Taxes and Estate Planning for the 2025 Tax Year
Joseph Field
Tax season often reveals the financial details you rarely look at the rest of the year, making it a useful moment to revisit your estate planning strategy. Reviewing your documents while gathering tax information can highlight outdated provisions, new opportunities, or planning gaps. This alignment helps ensure your estate plan supports your long‑term goals under current tax laws.
Why Tax Season Pairs Well With Estate Planning
When people prepare their tax filings, their attention naturally shifts to income, deductions, and financial updates. This same information is valuable for assessing whether an existing estate plan still reflects personal goals and legal requirements. Tax laws evolve, and life circumstances change—both can impact how effective your current plan is.
Taking time during tax season to evaluate your estate plan helps ensure that your documents still meet your needs and that your financial picture aligns with your long‑term intentions.
How Taxes and Estate Planning Work Together
Your estate plan does more than distribute assets. It also influences potential tax outcomes for you and your loved ones. Choices involving beneficiary designations, asset titling, trusts, and lifetime gifts can create different tax effects.
Handling tax planning and estate planning separately can lead to mismatched strategies. When coordinated, these elements work together to protect your assets and honor your wishes. Reviewing both areas during tax season can reveal opportunities to refine your overall plan.
Key Estate Planning Documents Worth Reviewing
As you gather receipts, statements, and financial reports, it is wise to confirm that essential estate planning documents remain up to date. Wills, trusts, powers of attorney, and health care directives should accurately capture your current preferences.
Even if your documents are only a few years old, changes in your family structure, finances, or state and federal laws may require updates. Regular reviews help reduce future confusion and ensure your chosen decision‑makers are still appropriate.

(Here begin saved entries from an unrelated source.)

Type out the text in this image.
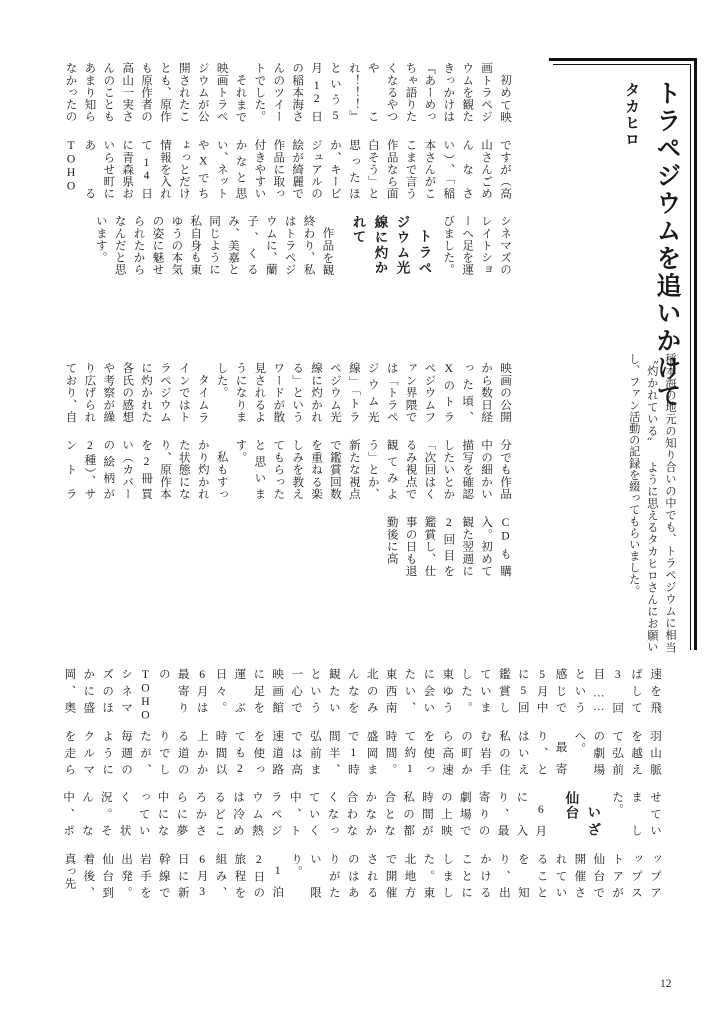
トラペジウムを追いかけて
タカヒロ
稲本海の地元の知り合いの中でも、トラペジウムに相当 〝灼かれている〟 ように思えるタカヒロさんにお願いし、ファン活動の記録を綴ってもらいました。

初めて映画トラペジウムを観たきっかけは『あーめっちゃ語りたくなるやつやこれ！！！』という5月12日の稲本海さんのツイートでした。

それまで映画トラペジウムが公開されたことも、原作も原作者の高山一実さんのこともあまり知らなかったのですが（高山さんごめんなさい）、「稲本さんがここまで言う作品なら面白そう」と思ったほか、キービジュアルの絵が綺麗で作品に取っ付きやすいかなと思い、ネットやXでちょっとだけ情報を入れて14日に青森県おいらせ町にあるTOHOシネマズのレイトショーへ足を運びました。

トラペジウム光線に灼かれて

作品を観終わり、私はトラペジウムに、蘭子、くるみ、美嘉と同じように私自身も東ゆうの本気の姿に魅せられたからなんだと思います。

映画の公開から数日経った頃、Xのトラペジウムファン界隈では「トラペジウム光線」「トラペジウム光線に灼かれる」というワードが散見されるようになりました。

タイムラインではトラペジウムに灼かれた各氏の感想や考察が繰り広げられており、自分でも作品中の細かい描写を確認したいとか「次回はくるみ視点で観てみよう」とか、新たな視点で鑑賞回数を重ねる楽しみを教えてもらったと思います。

私もすっかり灼かれた状態になり、原作本を2冊買い（カバーの絵柄が2種）、サントラCDも購入。初めて観た翌週に2回目を鑑賞し、仕事の日も退勤後に高

速を飛ばして3回目……という感じで5月中に5回鑑賞していました。東ゆうに会いたい、東西南北のみんなを観たいという一心で映画館に足を運ぶ日々。6月は最寄りのTOHOシネマズのほかに盛岡、奥羽山脈を越えて弘前の劇場へ。

最寄り、とはいえ私の住む岩手の町から高速を使って約1時間。盛岡まで1時間半、弘前までは高速道路を使っても2時間以上かかる道のりでしたが、毎週のようにクルマを走らせていました。

いざ仙台

6月に入り、最寄りの劇場での上映時間が私の都合となかなか合わなくなっていく中、トラペジウム熱は冷めるどころかさらに夢中になっていく状況。そんな中、ポップアップストアが仙台で開催されていることを知り、出かけることにしました。東北地方で開催されるのはありがたい限り。

1泊2日の旅程を組み、6月3日に新幹線で岩手を出発。仙台到着後、真っ先

12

Recent Tax Law Changes That May Affect Your Plan
The 2025 tax year introduced notable shifts in federal estate and gift tax rules. The One Big Beautiful Bill Act permanently increased the federal estate, gift, and generation‑skipping transfer tax exemption to $15 million per individual starting in 2026. This adjustment removes prior uncertainty regarding exemption reductions and allows for more predictable long‑term planning.
While the expanded exemption may reduce federal estate tax exposure for many individuals, it does not replace the need for consistent planning. State-level taxes may still apply, and personal goals for transferring wealth should guide your decisions. Reviewing your plan in light of these changes can help identify where updates may be useful.
Why Trusts Need Ongoing Tax Awareness
Trusts are valuable planning tools, but they require regular attention. Many trusts have annual tax responsibilities, particularly those earning $600 or more or those with beneficiaries who live outside the United States. These trusts typically need to file an annual income tax return.
Trustees must also issue Schedule K‑1 forms that detail income distributed to beneficiaries. Income the trust keeps is taxed at trust-level rates, which increase more rapidly than individual rates. Reviewing trust activity during tax season ensures these responsibilities are met and that distributions are made with tax efficiency in mind.
Tax Benefits of the 65‑Day Rule
Certain non‑grantor trusts may benefit from the IRS 65‑Day Rule. This rule allows trustees to classify distributions made within the first 65 days of the new year as if they occurred in the previous tax year. For some trusts, this can shift taxable income to beneficiaries who are in lower tax brackets, reducing overall tax liability.
The choice to apply this rule happens when the trust files its tax return, not when distributions are made. Because of this timing, coordination with tax and legal professionals is especially important during tax season.
Common Planning Gaps That Develop Over Time
Even a well-prepared estate plan can fall out of sync with your goals if it is not reviewed routinely. Beneficiary designations may become outdated, account ownership may not reflect your wishes, and tax treatment of certain assets may change.
Life events such as marriage, divorce, new children, or a major financial shift should prompt an immediate review. Adjustments in tax laws may also influence how your assets are transferred or taxed. Regular check-ins help ensure your plan continues to operate as intended.
The Importance of Coordination Between Tax and Legal Advisors
A strong estate plan depends on open communication between your tax professional and your attorney. When both advisors understand your financial picture, they can ensure your legal documents and tax strategy support one another.
This collaboration reduces the likelihood of overlooked details, particularly with trusts, gifting strategies, or complex asset structures. Keeping both professionals informed helps maintain consistency and prevents unintended outcomes.
How Estate Planning Attorneys Support Your Long‑Term Vision
Estate planning attorneys help create and maintain legally sound plans that adapt to changing laws and personal circumstances. They assist with drafting and updating wills, trusts, and other key documents while offering guidance on asset protection and wealth transfer strategies.
They can also help identify planning tools that fit current exemption levels and your personal goals. Regular reviews ensure your plan continues to reflect your intentions as your life evolves.
Why Tax Season Is a Smart Time to Update Your Plan
The financial clarity you gain during tax season provides a helpful foundation for evaluating your estate plan. This is an ideal moment to confirm that your documents, trusts, and tax strategies still work together.
If it has been a while since you last reviewed your estate plan or if recent tax changes affect your situation, consider taking this opportunity to revisit your documents. Thoughtful updates now can provide long‑term peace of mind and ensure your plan remains aligned with your goals.